Despite these new protections, upon taking office Secretary DeVos sided with for-profit schools and demonstrated public hostility to the 2016 borrower defense process. Just two weeks before the 2016 borrower-defense regulations were set to go into effect in 2017, the Trump administration unlawfully delayed them.

A coalition of 20 attorneys general, including Herring, successfully sued Secretary DeVos over the illegal delay. In November, after the Secretary’s failed delay attempts, the Department of Education issued replacement borrower defense regulations that put the interests of predatory schools ahead of student protections.

The 2019 borrower defense regulations created a process designed to thwart relief for defrauded students and shield predatory schools from being held accountable.
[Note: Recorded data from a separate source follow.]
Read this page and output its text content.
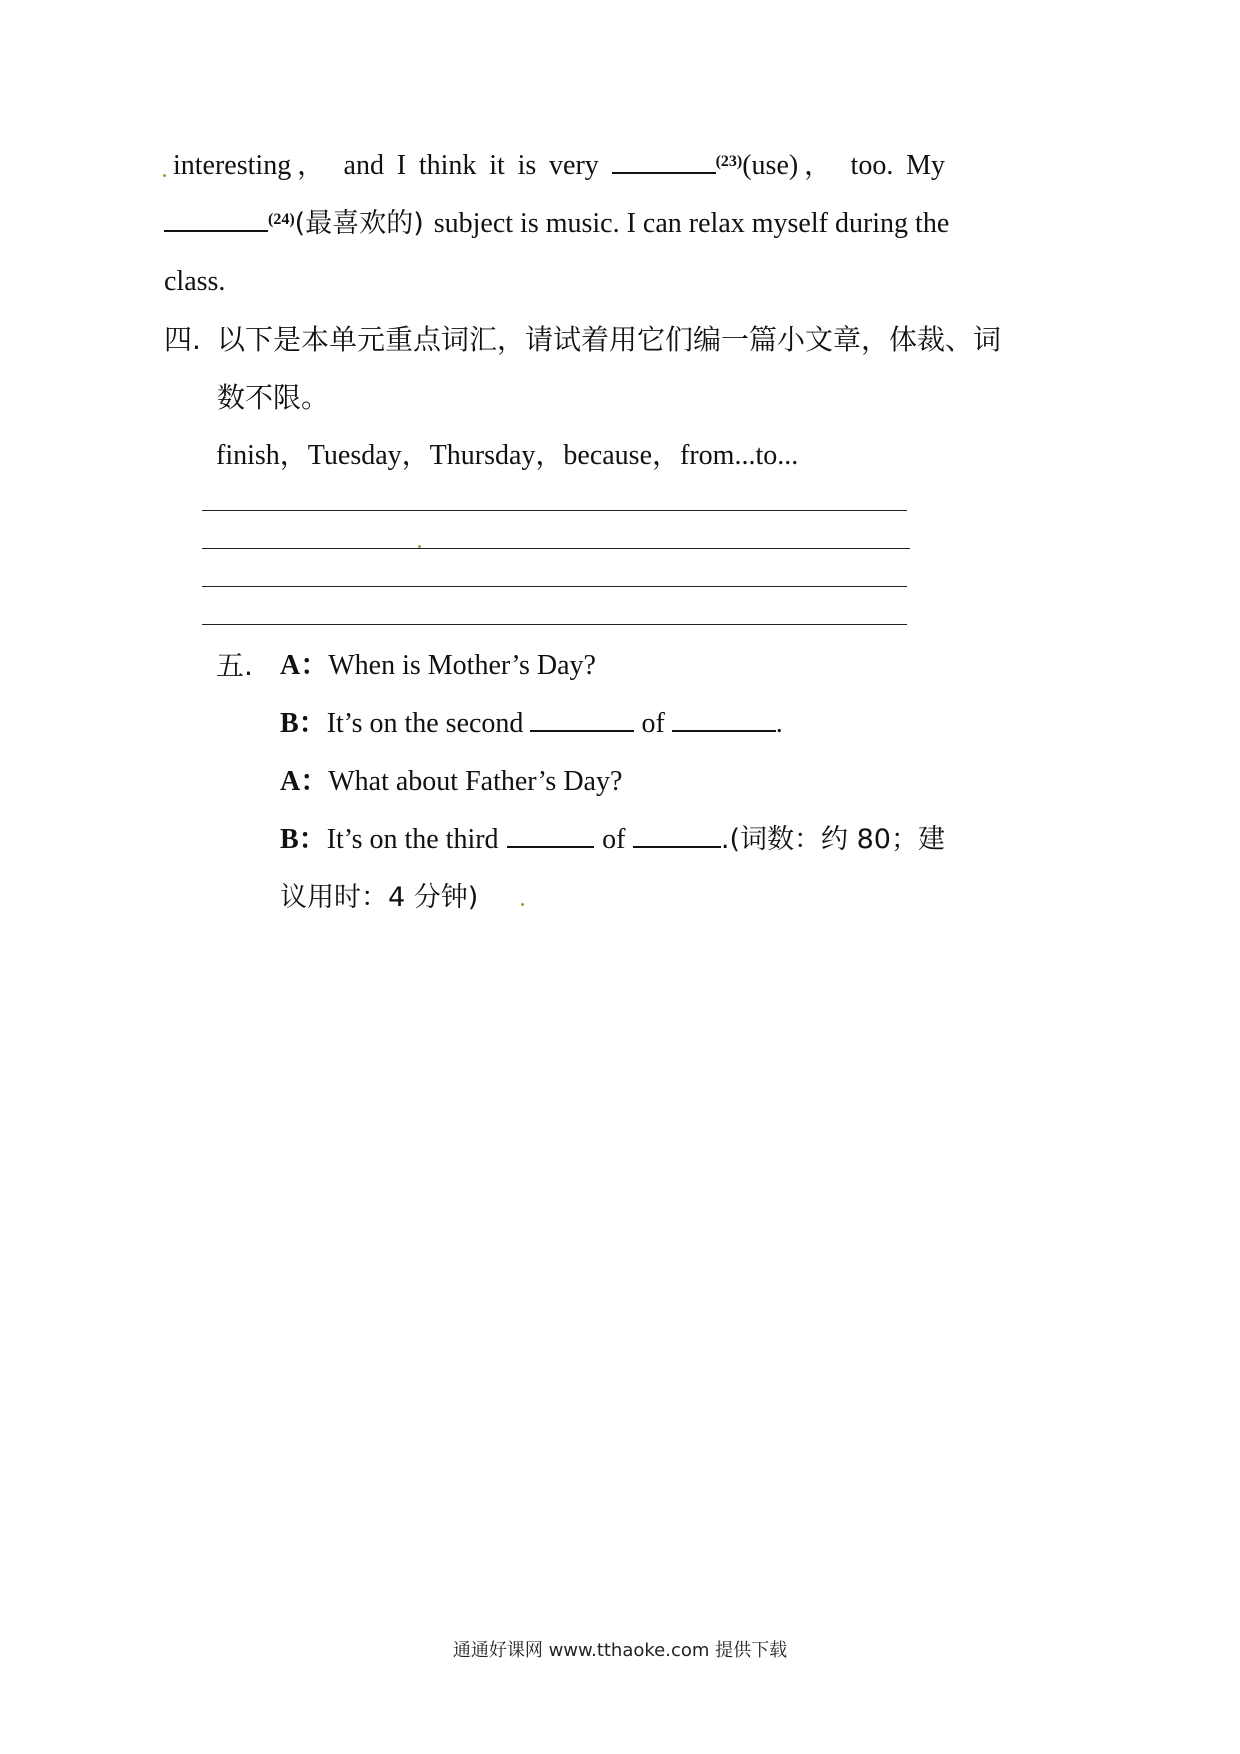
interesting， and I think it is very	$^{(23)}$(use)， too. My
$^{(24)}$(最喜欢的) subject is music. I can relax myself during the
class.
四. 以下是本单元重点词汇，请试着用它们编一篇小文章，体裁、词
数不限。
finish，Tuesday，Thursday，because，from...to...
五. A：When is Mother’s Day?
B：It’s on the second	of	.
A：What about Father’s Day?
B： It’s on the third	of	.(词数：约 80；建
议用时：4 分钟)
通通好课网 www.tthaoke.com 提供下载
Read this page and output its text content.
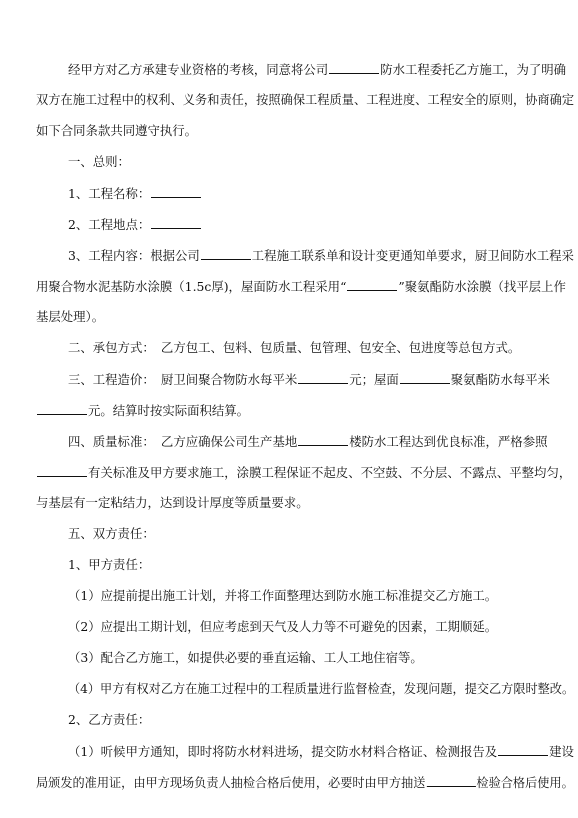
经甲方对乙方承建专业资格的考核，同意将公司	防水工程委托乙方施工，为了明确
双方在施工过程中的权利、义务和责任，按照确保工程质量、工程进度、工程安全的原则，协商确定
如下合同条款共同遵守执行。
一、总则：
1、工程名称：
2、工程地点：
3、工程内容：根据公司	工程施工联系单和设计变更通知单要求，厨卫间防水工程采
用聚合物水泥基防水涂膜（1.5c厚)，屋面防水工程采用“	”聚氨酯防水涂膜（找平层上作
基层处理）。
二、承包方式：　乙方包工、包料、包质量、包管理、包安全、包进度等总包方式。
三、工程造价：　厨卫间聚合物防水每平米	元；屋面	聚氨酯防水每平米
元。结算时按实际面积结算。
四、质量标准：　乙方应确保公司生产基地	楼防水工程达到优良标准，严格参照
有关标准及甲方要求施工，涂膜工程保证不起皮、不空鼓、不分层、不露点、平整均匀，
与基层有一定粘结力，达到设计厚度等质量要求。
五、双方责任：
1、甲方责任：
（1）应提前提出施工计划，并将工作面整理达到防水施工标准提交乙方施工。
（2）应提出工期计划，但应考虑到天气及人力等不可避免的因素，工期顺延。
（3）配合乙方施工，如提供必要的垂直运输、工人工地住宿等。
（4）甲方有权对乙方在施工过程中的工程质量进行监督检查，发现问题，提交乙方限时整改。
2、乙方责任：
（1）听候甲方通知，即时将防水材料进场，提交防水材料合格证、检测报告及	建设
局颁发的准用证，由甲方现场负责人抽检合格后使用，必要时由甲方抽送	检验合格后使用。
In the lawsuit, filed in the U.S. District Court for the Northern District of California, the coalition argues that ED’s repeal and replacement of the 2016 borrower defense regulations violates the APA because:

  • It is arbitrary and capricious. The decision to repeal and replace the 2016 rule was not the product of reasoned decision making as required by the APA. In explaining its rationale for the new regulations, ED rejected prior agency determinations going back decades without explanation, grounded its analysis in fundamental misunderstandings, failed to consider alternatives, and disregarded facts and circumstances.
  • It does not comply with Congress’s requirement that the Secretary implement a meaningful process for borrowers to obtain relief. Instead, it establishes an illusory process that makes it practically impossible for students to qualify for borrower defense relief. ED admits as much by acknowledging that only around 4 percent of borrowers eligible for relief will actually get relief.